Une enfance au bord de l’Atlantique
Né vers 1469 à Sines, dans une modeste bourgade du sud du Portugal, Vasco de Gama grandit entre deux mondes : la terre et l’océan. Fils d’Estêvão de Gama, petit noble et gouverneur local, il est bercé par les récits d’explorateurs. À cette époque, le Portugal est à l’avant-garde de l’exploration maritime, avec des figures comme Henri le Navigateur et Bartolomeu Dias. À Évora, Vasco reçoit une formation en mathématiques, astronomie et navigation, des disciplines cruciales pour braver les océans.
Son tempérament est connu : intelligent, mais autoritaire, austère, parfois brutal. Lorsque Bartolomeu Dias ouvre la voie en franchissant le cap de Bonne-Espérance en 1488, le roi Manuel Ier rêve d’aller plus loin : percer jusqu’aux Indes, contourner les intermédiaires arabes et vénitiens qui contrôlent le lucratif commerce des épices. Ce pari immense, il le confie à de Gama.
La grande aventure vers l’inconnu
Le 8 juillet 1497, quatre navires et environ 200 hommes quittent Lisbonne. Parmi eux, des marins aguerris, des prêtres, des marchands - et l’inconnu comme seule certitude. L’expédition longe la côte africaine, contourne le cap Vert, puis ose une longue traversée de l’Atlantique Sud pour éviter les courants contraires.
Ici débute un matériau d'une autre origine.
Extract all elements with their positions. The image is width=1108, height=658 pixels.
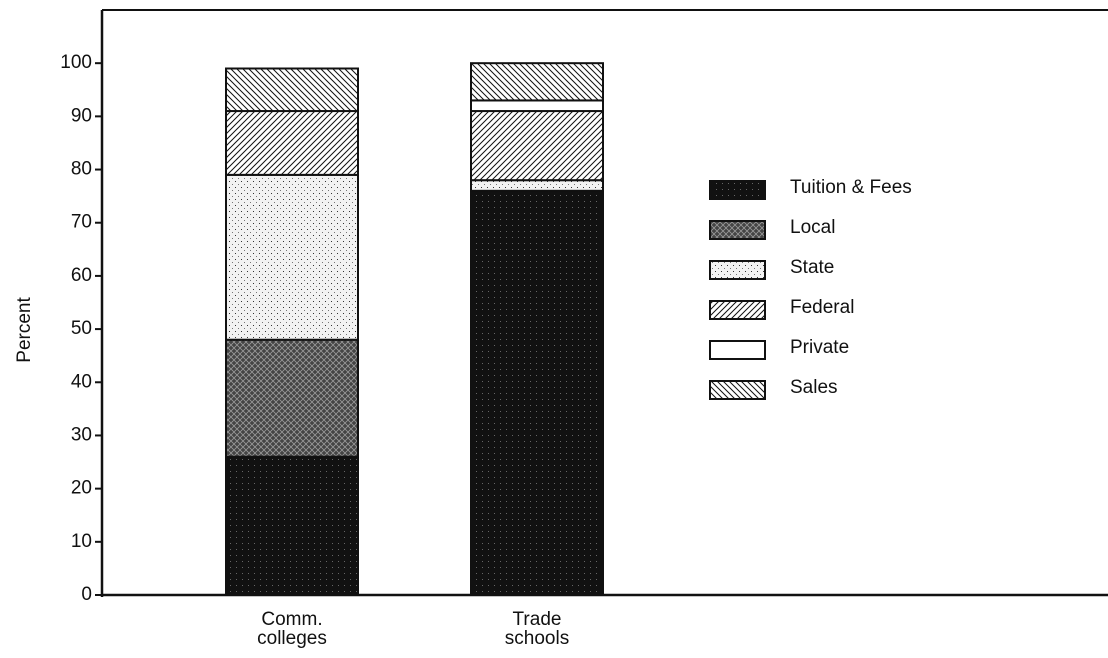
bar-segment <box>470 99 604 113</box>
legend-label: Tuition & Fees <box>790 177 912 198</box>
legend-label: Federal <box>790 297 854 318</box>
legend-swatch <box>709 380 766 400</box>
y-tick-label: 80 <box>71 159 92 180</box>
y-tick-label: 100 <box>60 52 92 73</box>
legend-label: Private <box>790 337 849 358</box>
bar-segment <box>225 173 359 341</box>
x-tick-label: Trade schools <box>505 609 569 649</box>
bar-segment <box>225 110 359 176</box>
bar-segment <box>225 338 359 458</box>
legend-swatch <box>709 340 766 360</box>
y-tick-label: 0 <box>81 584 92 605</box>
y-tick-label: 90 <box>71 105 92 126</box>
y-tick-label: 20 <box>71 478 92 499</box>
legend-swatch <box>709 300 766 320</box>
y-tick-label: 70 <box>71 212 92 233</box>
y-tick-label: 50 <box>71 318 92 339</box>
bar-segment <box>470 179 604 192</box>
y-tick-label: 30 <box>71 424 92 445</box>
legend-swatch <box>709 220 766 240</box>
bar-segment <box>225 67 359 113</box>
legend-label: Sales <box>790 377 838 398</box>
legend-label: Local <box>790 217 835 238</box>
bar-segment <box>225 455 359 596</box>
legend-label: State <box>790 257 834 278</box>
y-tick-label: 10 <box>71 531 92 552</box>
y-tick-label: 60 <box>71 265 92 286</box>
bar-segment <box>470 110 604 182</box>
bar-segment <box>470 62 604 102</box>
bar-segment <box>470 189 604 596</box>
legend-swatch <box>709 180 766 200</box>
y-tick-label: 40 <box>71 371 92 392</box>
y-axis-label: Percent <box>14 297 35 363</box>
x-tick-label: Comm. colleges <box>257 609 327 649</box>
legend-swatch <box>709 260 766 280</box>
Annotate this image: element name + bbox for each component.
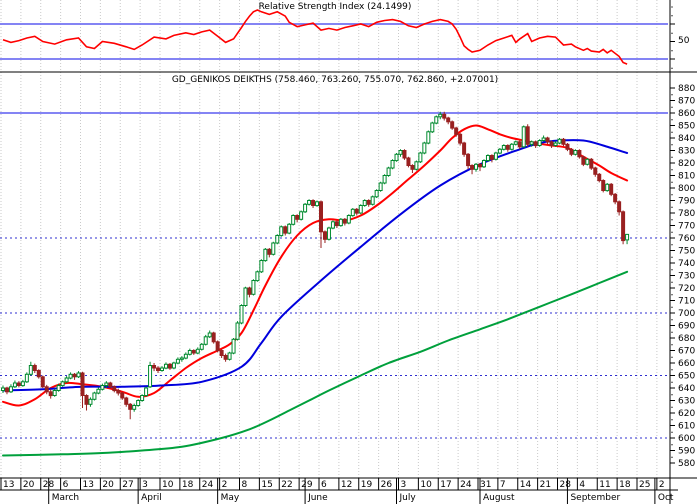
- svg-text:3: 3: [142, 480, 148, 490]
- svg-text:580: 580: [678, 459, 695, 469]
- svg-text:830: 830: [678, 147, 695, 157]
- svg-text:600: 600: [678, 434, 695, 444]
- svg-text:13: 13: [3, 480, 14, 490]
- ma-long-green: [2, 270, 629, 457]
- svg-text:17: 17: [440, 480, 451, 490]
- svg-text:690: 690: [678, 322, 695, 332]
- svg-text:March: March: [52, 493, 79, 503]
- svg-text:20: 20: [102, 480, 114, 490]
- svg-text:12: 12: [341, 480, 352, 490]
- svg-text:24: 24: [460, 480, 472, 490]
- svg-text:22: 22: [281, 480, 292, 490]
- rsi-axis-label-50: 50: [678, 36, 690, 46]
- svg-text:630: 630: [678, 397, 695, 407]
- svg-text:April: April: [141, 493, 162, 503]
- svg-text:680: 680: [678, 334, 695, 344]
- svg-text:27: 27: [122, 480, 133, 490]
- svg-text:14: 14: [520, 480, 532, 490]
- svg-text:13: 13: [83, 480, 94, 490]
- svg-text:8: 8: [242, 480, 248, 490]
- svg-text:800: 800: [678, 184, 695, 194]
- price-axis: 580 590 600 610 620 630 640 650 660 670 680 690 700 7…: [670, 84, 695, 469]
- ma-medium-blue: [2, 139, 629, 392]
- svg-text:760: 760: [678, 234, 695, 244]
- svg-text:25: 25: [639, 480, 650, 490]
- rsi-line: [2, 9, 628, 65]
- svg-text:11: 11: [599, 480, 610, 490]
- svg-text:July: July: [399, 493, 417, 503]
- price-levels: [0, 112, 668, 439]
- svg-text:10: 10: [162, 480, 174, 490]
- rsi-panel: [0, 9, 668, 65]
- svg-text:860: 860: [678, 109, 695, 119]
- svg-text:590: 590: [678, 447, 695, 457]
- svg-text:820: 820: [678, 159, 695, 169]
- svg-text:Oct: Oct: [658, 493, 674, 503]
- svg-text:840: 840: [678, 134, 695, 144]
- svg-text:700: 700: [678, 309, 695, 319]
- moving-averages: [2, 124, 629, 457]
- svg-text:610: 610: [678, 422, 695, 432]
- svg-text:880: 880: [678, 84, 695, 94]
- svg-text:730: 730: [678, 272, 695, 282]
- svg-text:June: June: [307, 493, 328, 503]
- svg-text:31: 31: [480, 480, 491, 490]
- svg-text:3: 3: [401, 480, 407, 490]
- svg-text:6: 6: [63, 480, 69, 490]
- svg-text:710: 710: [678, 297, 695, 307]
- svg-text:May: May: [221, 493, 240, 503]
- svg-text:870: 870: [678, 97, 695, 107]
- svg-text:7: 7: [500, 480, 506, 490]
- svg-text:18: 18: [182, 480, 194, 490]
- svg-text:670: 670: [678, 347, 695, 357]
- svg-text:660: 660: [678, 359, 695, 369]
- svg-text:740: 740: [678, 259, 695, 269]
- svg-text:28: 28: [560, 480, 572, 490]
- svg-text:21: 21: [540, 480, 551, 490]
- svg-text:24: 24: [202, 480, 214, 490]
- candlestick-series: [1, 111, 630, 420]
- svg-text:810: 810: [678, 172, 695, 182]
- ma-short-red: [2, 124, 629, 407]
- svg-text:780: 780: [678, 209, 695, 219]
- svg-text:September: September: [570, 493, 620, 503]
- svg-text:750: 750: [678, 247, 695, 257]
- svg-text:650: 650: [678, 372, 695, 382]
- svg-text:15: 15: [261, 480, 272, 490]
- svg-text:770: 770: [678, 222, 695, 232]
- rsi-axis-ticks: [670, 6, 675, 69]
- svg-text:850: 850: [678, 122, 695, 132]
- svg-text:29: 29: [301, 480, 313, 490]
- svg-text:10: 10: [420, 480, 432, 490]
- svg-text:August: August: [483, 493, 515, 503]
- svg-text:20: 20: [23, 480, 35, 490]
- svg-text:790: 790: [678, 197, 695, 207]
- svg-text:2: 2: [222, 480, 228, 490]
- svg-text:640: 640: [678, 384, 695, 394]
- svg-text:4: 4: [579, 480, 585, 490]
- svg-text:2: 2: [659, 480, 665, 490]
- svg-text:620: 620: [678, 409, 695, 419]
- svg-text:6: 6: [321, 480, 327, 490]
- svg-text:18: 18: [619, 480, 631, 490]
- date-axis: 1320286132027310182428152229612192631017…: [0, 478, 674, 504]
- svg-text:720: 720: [678, 284, 695, 294]
- svg-text:26: 26: [381, 480, 393, 490]
- svg-text:19: 19: [361, 480, 373, 490]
En novembre, ils atteignent le cap de Bonne-Espérance, redoutable barrière de tempêtes et de récifs. Pour beaucoup, c’est déjà un miracle. Mais le plus dur reste à faire. La côte est africaine leur réserve un accueil tendu : au Mozambique et à Mombasa, les Portugais sont perçus comme des intrus ; à Malindi, enfin, la chance sourit. Le sultan leur fournit un pilote de génie, sans doute un Indien ou un Arabe, qui connaît les vents de mousson et guide la flotte vers l’Inde.
Le 20 mai 1498, l’expédition accoste à Calicut, centre névralgique du commerce indien. Sur les quais, les épices embaument l’air, les marchands affluent, les regards se croisent entre curiosité et méfiance. Le zamorin (souverain local) reçoit de Gama avec intérêt. Mais très vite, les malentendus s’accumulent.
Les cadeaux portugais, dérisoires face aux trésors locaux, suscitent les moqueries. Les marchands arabes, déjà installés, orchestrent la défiance. Après des semaines de tractations incertaines, de Gama décide de repartir, lesté d’un maigre butin mais riche d’un exploit sans précédent.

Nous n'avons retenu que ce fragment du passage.